​​         昨天从闺蜜家拿了些她妈新摘的黄瓜,长豆角和西红柿,自家种的菜味道还是特别新鲜清甜的。这个场景不禁让我想起了小时候我家的菜地,那片长方形的菜地,挨着村子的坟地,里面摘种的各类蔬菜也是一畦畦,一垄垄整齐的摇曳着身姿,那些都是我妈不上班时抽个空种下的,那是她播种下的希望以及对美好生活的憧憬。——写在前头

         迟子建写过一篇文章《年年依旧的菜园》,讲述了外祖母和外祖父以及“我”发生在菜园里的事,我突发灵感,写下小时候的我,我妈和菜地的事情。

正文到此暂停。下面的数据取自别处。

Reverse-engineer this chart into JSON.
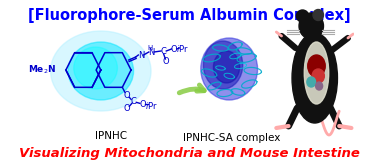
{
  "title": "[Fluorophore-Serum Albumin Complex]",
  "title_color": "#0000FF",
  "title_fontsize": 10.5,
  "subtitle": "Visualizing Mitochondria and Mouse Intestine",
  "subtitle_color": "#FF0000",
  "subtitle_fontsize": 9.5,
  "label_ipnhc": "IPNHC",
  "label_complex": "IPNHC-SA complex",
  "label_color": "#000000",
  "label_fontsize": 7.5,
  "bg_color": "#FFFFFF",
  "chem_color": "#0000CC",
  "glow_cyan": "#00E5FF",
  "glow_light": "#B3F0FF",
  "protein_helix": "#00AACC",
  "blue_blob": "#2222EE",
  "arrow_green": "#88CC44",
  "mouse_body": "#111111",
  "mouse_organ_dark": "#8B0000",
  "mouse_organ_mid": "#CC3333",
  "mouse_organ_teal": "#44AAAA",
  "mouse_tail": "#FFAAAA",
  "mouse_white": "#DDDDCC"
}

         春天,菠菜,油菜,小白菜,撒些小白菜籽,长出幼苗,每年的这个时候,小白菜炒豆腐或小白菜炒鸡蛋太好吃了。那是一道抵挡不住诱惑的美食。还记得有年春天,陪我妈一起去菜地里摘菜,我妈提议在野地里摘了野蒜,野洋姜,野小葱,我俩有说有笑的摘完野菜,开心的回家了,那是记忆中唯一一次摘野菜,那些摘来的野蒜,野小葱,野洋姜至今还记得那个味道,但永远也没有机会吃到那个味道了。还记起来一件发生在菜地里的事,发生在这次摘野菜之前,年龄更小的时候,记忆中有6,7岁的样子吧,跟我妈在菜地里种大葱,我妈已用铁锹把田垄整理好,正种着葱,我在旁边玩,不知怎么的,胳膊脱臼了,记得小时候胳膊经常脱臼,方言里叫“错扣”,疼得我哇哇直哭,我妈赶紧带着我去了隔壁村的一个老爷爷家,那时候她就有70多岁的样子,擅长给人接骨给骨头正位,都是免费的,周边的邻里街坊都爱找他帮忙。不知道我小时候是不是他那里的常客,记不得了。记忆里他是位和蔼善良,乐于助人的老人。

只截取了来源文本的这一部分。